A little after 11:00am today, our doorbell rang, which is slightly unusual in our neighborhood. Our new neighbor girls were hovered in the bushes by our porch. Before I could make it completely out the door, I realized that there was a small kitten caught in the thicket of my sage bush. After shooing the dogs away, I gently picked up the cat. Immediately I could tell that something was not right. The kitten kind of lurched and there was a smell so rancid I almost gagged. That is when I saw that the poor kitten had a wound so deep and infected that the bone was showing.
Thinking quickly and trying not to puke, I took the kitten to my garage, forbade the children from entering and went in to get my husband. I made a small bowl of food for the little critter and fed it while my husband got our cat carrier out of storage.
The children were clamoring around the door but I just didn’t want them to have exposure to this horrible wound. My son, is so sensitive to injured and sick animals, I knew that he would be devastated. I called our vet, who advised me to bring it down and pay $60 to have it euthenized. Then I called another local vet and they said to take it to the shelter.
Meanwhile, the little cat was so weak, it just laid down on the towel I had on the floor. It wasn’t crying or hiding or doing anything that a normal feral cat would do. I called the shelter and the sweet woman said to just bring the kitten in. We loaded the carrier into the car, vented the windows and headed off.
While we were driving, Eph was asking me a zillion questions about the cat. I never want to be dishonest with him and so I explained that we were taking the cat to a special hospital for stray cats. I tried to explain to him what it meant to let something suffer and how we didn’t want to do that to the poor kitten.
This is such a enormous concept for a little one. We have talked about how Jesus suffered on the cross. We have talked about how our old cat, was suffering but unless you have felt intense pain, it is hard to wrap your mind about something or someone elses suffering. The idea that this cat had a huge gaping wound that smelled worst than week old eggs just could not penetrate his innocent mind. Tears flowed pretty easily as we talked about how sometimes it is kind and good to put an animal down to keep it from suffering.

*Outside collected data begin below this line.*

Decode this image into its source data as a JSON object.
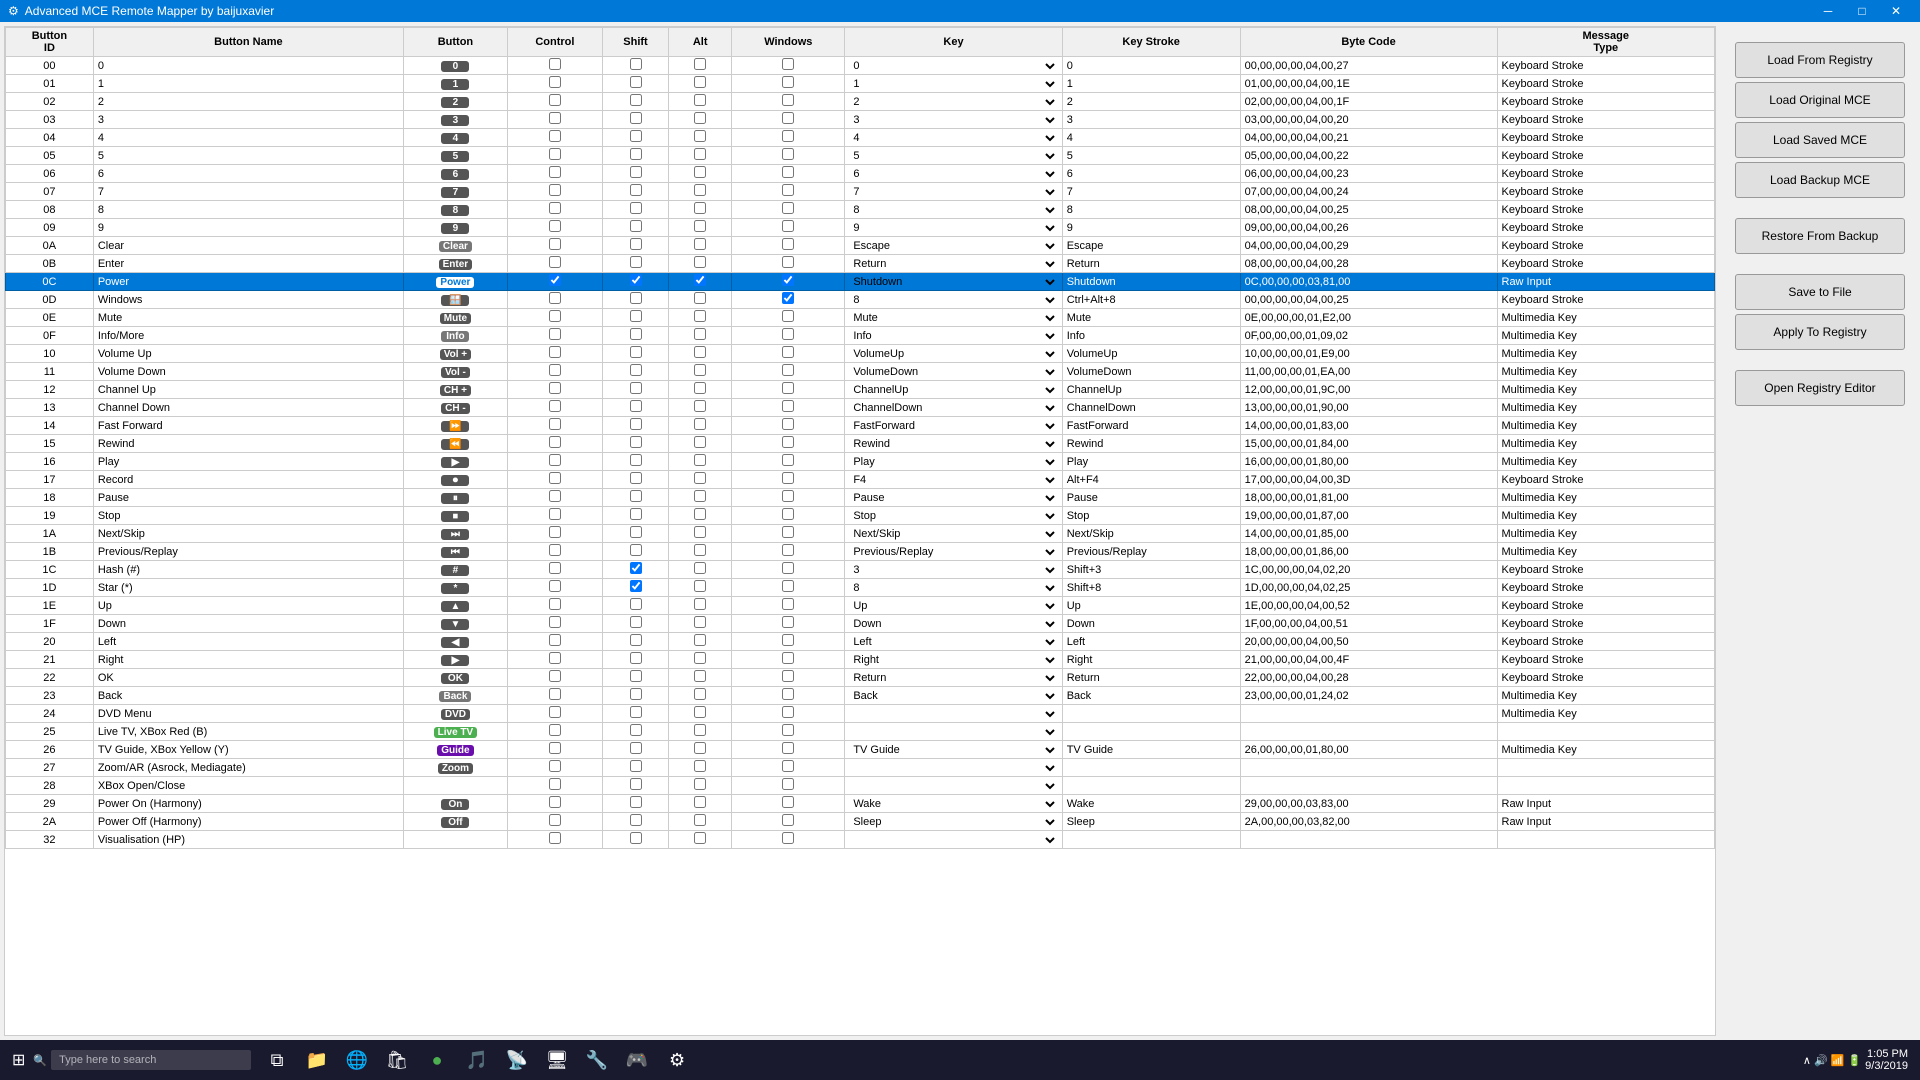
{
  "window": {
    "title": "Advanced MCE Remote Mapper by baijuxavier",
    "icon": "⚙"
  },
  "columns": {
    "button_id": "Button ID",
    "button_name": "Button Name",
    "button": "Button",
    "control": "Control",
    "shift": "Shift",
    "alt": "Alt",
    "windows": "Windows",
    "key": "Key",
    "key_stroke": "Key Stroke",
    "byte_code": "Byte Code",
    "message_type": "Message Type"
  },
  "rows": [
    {
      "id": "00",
      "name": "0",
      "btn_label": "0",
      "ctrl": false,
      "shift": false,
      "alt": false,
      "win": false,
      "key": "0",
      "keystroke": "0",
      "bytecode": "00,00,00,00,04,00,27",
      "msgtype": "Keyboard Stroke",
      "selected": false
    },
    {
      "id": "01",
      "name": "1",
      "btn_label": "1",
      "ctrl": false,
      "shift": false,
      "alt": false,
      "win": false,
      "key": "1",
      "keystroke": "1",
      "bytecode": "01,00,00,00,04,00,1E",
      "msgtype": "Keyboard Stroke",
      "selected": false
    },
    {
      "id": "02",
      "name": "2",
      "btn_label": "2",
      "ctrl": false,
      "shift": false,
      "alt": false,
      "win": false,
      "key": "2",
      "keystroke": "2",
      "bytecode": "02,00,00,00,04,00,1F",
      "msgtype": "Keyboard Stroke",
      "selected": false
    },
    {
      "id": "03",
      "name": "3",
      "btn_label": "3",
      "ctrl": false,
      "shift": false,
      "alt": false,
      "win": false,
      "key": "3",
      "keystroke": "3",
      "bytecode": "03,00,00,00,04,00,20",
      "msgtype": "Keyboard Stroke",
      "selected": false
    },
    {
      "id": "04",
      "name": "4",
      "btn_label": "4",
      "ctrl": false,
      "shift": false,
      "alt": false,
      "win": false,
      "key": "4",
      "keystroke": "4",
      "bytecode": "04,00,00,00,04,00,21",
      "msgtype": "Keyboard Stroke",
      "selected": false
    },
    {
      "id": "05",
      "name": "5",
      "btn_label": "5",
      "ctrl": false,
      "shift": false,
      "alt": false,
      "win": false,
      "key": "5",
      "keystroke": "5",
      "bytecode": "05,00,00,00,04,00,22",
      "msgtype": "Keyboard Stroke",
      "selected": false
    },
    {
      "id": "06",
      "name": "6",
      "btn_label": "6",
      "ctrl": false,
      "shift": false,
      "alt": false,
      "win": false,
      "key": "6",
      "keystroke": "6",
      "bytecode": "06,00,00,00,04,00,23",
      "msgtype": "Keyboard Stroke",
      "selected": false
    },
    {
      "id": "07",
      "name": "7",
      "btn_label": "7",
      "ctrl": false,
      "shift": false,
      "alt": false,
      "win": false,
      "key": "7",
      "keystroke": "7",
      "bytecode": "07,00,00,00,04,00,24",
      "msgtype": "Keyboard Stroke",
      "selected": false
    },
    {
      "id": "08",
      "name": "8",
      "btn_label": "8",
      "ctrl": false,
      "shift": false,
      "alt": false,
      "win": false,
      "key": "8",
      "keystroke": "8",
      "bytecode": "08,00,00,00,04,00,25",
      "msgtype": "Keyboard Stroke",
      "selected": false
    },
    {
      "id": "09",
      "name": "9",
      "btn_label": "9",
      "ctrl": false,
      "shift": false,
      "alt": false,
      "win": false,
      "key": "9",
      "keystroke": "9",
      "bytecode": "09,00,00,00,04,00,26",
      "msgtype": "Keyboard Stroke",
      "selected": false
    },
    {
      "id": "0A",
      "name": "Clear",
      "btn_label": "Clear",
      "ctrl": false,
      "shift": false,
      "alt": false,
      "win": false,
      "key": "Escape",
      "keystroke": "Escape",
      "bytecode": "04,00,00,00,04,00,29",
      "msgtype": "Keyboard Stroke",
      "selected": false
    },
    {
      "id": "0B",
      "name": "Enter",
      "btn_label": "Enter",
      "ctrl": false,
      "shift": false,
      "alt": false,
      "win": false,
      "key": "Return",
      "keystroke": "Return",
      "bytecode": "08,00,00,00,04,00,28",
      "msgtype": "Keyboard Stroke",
      "selected": false
    },
    {
      "id": "0C",
      "name": "Power",
      "btn_label": "Power",
      "ctrl": true,
      "shift": true,
      "alt": true,
      "win": true,
      "key": "Shutdown",
      "keystroke": "Shutdown",
      "bytecode": "0C,00,00,00,03,81,00",
      "msgtype": "Raw Input",
      "selected": true
    },
    {
      "id": "0D",
      "name": "Windows",
      "btn_label": "🪟",
      "ctrl": false,
      "shift": false,
      "alt": false,
      "win": true,
      "key": "8",
      "keystroke": "Ctrl+Alt+8",
      "bytecode": "00,00,00,00,04,00,25",
      "msgtype": "Keyboard Stroke",
      "selected": false
    },
    {
      "id": "0E",
      "name": "Mute",
      "btn_label": "Mute",
      "ctrl": false,
      "shift": false,
      "alt": false,
      "win": false,
      "key": "Mute",
      "keystroke": "Mute",
      "bytecode": "0E,00,00,00,01,E2,00",
      "msgtype": "Multimedia Key",
      "selected": false
    },
    {
      "id": "0F",
      "name": "Info/More",
      "btn_label": "Info",
      "ctrl": false,
      "shift": false,
      "alt": false,
      "win": false,
      "key": "Info",
      "keystroke": "Info",
      "bytecode": "0F,00,00,00,01,09,02",
      "msgtype": "Multimedia Key",
      "selected": false
    },
    {
      "id": "10",
      "name": "Volume Up",
      "btn_label": "Vol +",
      "ctrl": false,
      "shift": false,
      "alt": false,
      "win": false,
      "key": "VolumeUp",
      "keystroke": "VolumeUp",
      "bytecode": "10,00,00,00,01,E9,00",
      "msgtype": "Multimedia Key",
      "selected": false
    },
    {
      "id": "11",
      "name": "Volume Down",
      "btn_label": "Vol -",
      "ctrl": false,
      "shift": false,
      "alt": false,
      "win": false,
      "key": "VolumeDown",
      "keystroke": "VolumeDown",
      "bytecode": "11,00,00,00,01,EA,00",
      "msgtype": "Multimedia Key",
      "selected": false
    },
    {
      "id": "12",
      "name": "Channel Up",
      "btn_label": "CH +",
      "ctrl": false,
      "shift": false,
      "alt": false,
      "win": false,
      "key": "ChannelUp",
      "keystroke": "ChannelUp",
      "bytecode": "12,00,00,00,01,9C,00",
      "msgtype": "Multimedia Key",
      "selected": false
    },
    {
      "id": "13",
      "name": "Channel Down",
      "btn_label": "CH -",
      "ctrl": false,
      "shift": false,
      "alt": false,
      "win": false,
      "key": "ChannelDown",
      "keystroke": "ChannelDown",
      "bytecode": "13,00,00,00,01,90,00",
      "msgtype": "Multimedia Key",
      "selected": false
    },
    {
      "id": "14",
      "name": "Fast Forward",
      "btn_label": "⏩",
      "ctrl": false,
      "shift": false,
      "alt": false,
      "win": false,
      "key": "FastForward",
      "keystroke": "FastForward",
      "bytecode": "14,00,00,00,01,83,00",
      "msgtype": "Multimedia Key",
      "selected": false
    },
    {
      "id": "15",
      "name": "Rewind",
      "btn_label": "⏪",
      "ctrl": false,
      "shift": false,
      "alt": false,
      "win": false,
      "key": "Rewind",
      "keystroke": "Rewind",
      "bytecode": "15,00,00,00,01,84,00",
      "msgtype": "Multimedia Key",
      "selected": false
    },
    {
      "id": "16",
      "name": "Play",
      "btn_label": "▶",
      "ctrl": false,
      "shift": false,
      "alt": false,
      "win": false,
      "key": "Play",
      "keystroke": "Play",
      "bytecode": "16,00,00,00,01,80,00",
      "msgtype": "Multimedia Key",
      "selected": false
    },
    {
      "id": "17",
      "name": "Record",
      "btn_label": "⏺",
      "ctrl": false,
      "shift": false,
      "alt": false,
      "win": false,
      "key": "F4",
      "keystroke": "Alt+F4",
      "bytecode": "17,00,00,00,04,00,3D",
      "msgtype": "Keyboard Stroke",
      "selected": false
    },
    {
      "id": "18",
      "name": "Pause",
      "btn_label": "⏸",
      "ctrl": false,
      "shift": false,
      "alt": false,
      "win": false,
      "key": "Pause",
      "keystroke": "Pause",
      "bytecode": "18,00,00,00,01,81,00",
      "msgtype": "Multimedia Key",
      "selected": false
    },
    {
      "id": "19",
      "name": "Stop",
      "btn_label": "⏹",
      "ctrl": false,
      "shift": false,
      "alt": false,
      "win": false,
      "key": "Stop",
      "keystroke": "Stop",
      "bytecode": "19,00,00,00,01,87,00",
      "msgtype": "Multimedia Key",
      "selected": false
    },
    {
      "id": "1A",
      "name": "Next/Skip",
      "btn_label": "⏭",
      "ctrl": false,
      "shift": false,
      "alt": false,
      "win": false,
      "key": "Next/Skip",
      "keystroke": "Next/Skip",
      "bytecode": "14,00,00,00,01,85,00",
      "msgtype": "Multimedia Key",
      "selected": false
    },
    {
      "id": "1B",
      "name": "Previous/Replay",
      "btn_label": "⏮",
      "ctrl": false,
      "shift": false,
      "alt": false,
      "win": false,
      "key": "Previous/Replay",
      "keystroke": "Previous/Replay",
      "bytecode": "18,00,00,00,01,86,00",
      "msgtype": "Multimedia Key",
      "selected": false
    },
    {
      "id": "1C",
      "name": "Hash (#)",
      "btn_label": "#",
      "ctrl": false,
      "shift": true,
      "alt": false,
      "win": false,
      "key": "3",
      "keystroke": "Shift+3",
      "bytecode": "1C,00,00,00,04,02,20",
      "msgtype": "Keyboard Stroke",
      "selected": false
    },
    {
      "id": "1D",
      "name": "Star (*)",
      "btn_label": "*",
      "ctrl": false,
      "shift": true,
      "alt": false,
      "win": false,
      "key": "8",
      "keystroke": "Shift+8",
      "bytecode": "1D,00,00,00,04,02,25",
      "msgtype": "Keyboard Stroke",
      "selected": false
    },
    {
      "id": "1E",
      "name": "Up",
      "btn_label": "▲",
      "ctrl": false,
      "shift": false,
      "alt": false,
      "win": false,
      "key": "Up",
      "keystroke": "Up",
      "bytecode": "1E,00,00,00,04,00,52",
      "msgtype": "Keyboard Stroke",
      "selected": false
    },
    {
      "id": "1F",
      "name": "Down",
      "btn_label": "▼",
      "ctrl": false,
      "shift": false,
      "alt": false,
      "win": false,
      "key": "Down",
      "keystroke": "Down",
      "bytecode": "1F,00,00,00,04,00,51",
      "msgtype": "Keyboard Stroke",
      "selected": false
    },
    {
      "id": "20",
      "name": "Left",
      "btn_label": "◀",
      "ctrl": false,
      "shift": false,
      "alt": false,
      "win": false,
      "key": "Left",
      "keystroke": "Left",
      "bytecode": "20,00,00,00,04,00,50",
      "msgtype": "Keyboard Stroke",
      "selected": false
    },
    {
      "id": "21",
      "name": "Right",
      "btn_label": "▶",
      "ctrl": false,
      "shift": false,
      "alt": false,
      "win": false,
      "key": "Right",
      "keystroke": "Right",
      "bytecode": "21,00,00,00,04,00,4F",
      "msgtype": "Keyboard Stroke",
      "selected": false
    },
    {
      "id": "22",
      "name": "OK",
      "btn_label": "OK",
      "ctrl": false,
      "shift": false,
      "alt": false,
      "win": false,
      "key": "Return",
      "keystroke": "Return",
      "bytecode": "22,00,00,00,04,00,28",
      "msgtype": "Keyboard Stroke",
      "selected": false
    },
    {
      "id": "23",
      "name": "Back",
      "btn_label": "Back",
      "ctrl": false,
      "shift": false,
      "alt": false,
      "win": false,
      "key": "Back",
      "keystroke": "Back",
      "bytecode": "23,00,00,00,01,24,02",
      "msgtype": "Multimedia Key",
      "selected": false
    },
    {
      "id": "24",
      "name": "DVD Menu",
      "btn_label": "DVD",
      "ctrl": false,
      "shift": false,
      "alt": false,
      "win": false,
      "key": "",
      "keystroke": "",
      "bytecode": "",
      "msgtype": "Multimedia Key",
      "selected": false
    },
    {
      "id": "25",
      "name": "Live TV, XBox Red (B)",
      "btn_label": "Live TV",
      "ctrl": false,
      "shift": false,
      "alt": false,
      "win": false,
      "key": "",
      "keystroke": "",
      "bytecode": "",
      "msgtype": "",
      "selected": false
    },
    {
      "id": "26",
      "name": "TV Guide, XBox Yellow (Y)",
      "btn_label": "Guide",
      "ctrl": false,
      "shift": false,
      "alt": false,
      "win": false,
      "key": "TV Guide",
      "keystroke": "TV Guide",
      "bytecode": "26,00,00,00,01,80,00",
      "msgtype": "Multimedia Key",
      "selected": false
    },
    {
      "id": "27",
      "name": "Zoom/AR (Asrock, Mediagate)",
      "btn_label": "Zoom",
      "ctrl": false,
      "shift": false,
      "alt": false,
      "win": false,
      "key": "",
      "keystroke": "",
      "bytecode": "",
      "msgtype": "",
      "selected": false
    },
    {
      "id": "28",
      "name": "XBox Open/Close",
      "btn_label": "",
      "ctrl": false,
      "shift": false,
      "alt": false,
      "win": false,
      "key": "",
      "keystroke": "",
      "bytecode": "",
      "msgtype": "",
      "selected": false
    },
    {
      "id": "29",
      "name": "Power On (Harmony)",
      "btn_label": "On",
      "ctrl": false,
      "shift": false,
      "alt": false,
      "win": false,
      "key": "Wake",
      "keystroke": "Wake",
      "bytecode": "29,00,00,00,03,83,00",
      "msgtype": "Raw Input",
      "selected": false
    },
    {
      "id": "2A",
      "name": "Power Off (Harmony)",
      "btn_label": "Off",
      "ctrl": false,
      "shift": false,
      "alt": false,
      "win": false,
      "key": "Sleep",
      "keystroke": "Sleep",
      "bytecode": "2A,00,00,00,03,82,00",
      "msgtype": "Raw Input",
      "selected": false
    },
    {
      "id": "32",
      "name": "Visualisation (HP)",
      "btn_label": "",
      "ctrl": false,
      "shift": false,
      "alt": false,
      "win": false,
      "key": "",
      "keystroke": "",
      "bytecode": "",
      "msgtype": "",
      "selected": false
    }
  ],
  "side_panel": {
    "load_from_registry": "Load From Registry",
    "load_original_mce": "Load Original MCE",
    "load_saved_mce": "Load Saved MCE",
    "load_backup_mce": "Load Backup MCE",
    "restore_from_backup": "Restore From Backup",
    "save_to_file": "Save to File",
    "apply_to_registry": "Apply To Registry",
    "open_registry_editor": "Open Registry Editor"
  },
  "taskbar": {
    "search_placeholder": "Type here to search",
    "time": "1:05 PM",
    "date": "9/3/2019"
  }
}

When we arrived at the shelter and started to get the kitten out, Eph just started bawling. He was almost to the point of hyperventalating as we finally made it into the office. The woman spoke so kindly to us as we filled out paperwork. She let Eph choose which blanket to put into the carrier. He chose the monkey one because it “looked happy.” She swiftly moved the cat from our carrier to theirs as Eph asked her what would happen. She never once lied to him. She told him that they would make him comfortable. That he would be seen by the doctors and that they would take good care of the little cat.
As we stood in the parking lot, he snuggled up on me and just cried huge tears. He was so broken and hurt over the sweet little kitten. I could barely keep my own tears from overtaking me. I asked him if he wanted to pray and he did. We asked that God take good care of his creatures and that we hoped the kitten would not suffer any longer.
While I am sad that our family had to deal with such an unpleasent experience, I realized that the lesson here today is about how sometimes we are the cat in the thicket. We are suffering and we need something more powerful and strong than we are to help us through our suffering. Or that at other times, no matter how much we explain something to our children, they just won’t fully understand, and that is ok. It might be better that they don’t.
Romans 8:18:
I consider that our present sufferings are not worth comparing with the glory that will be revealed in us.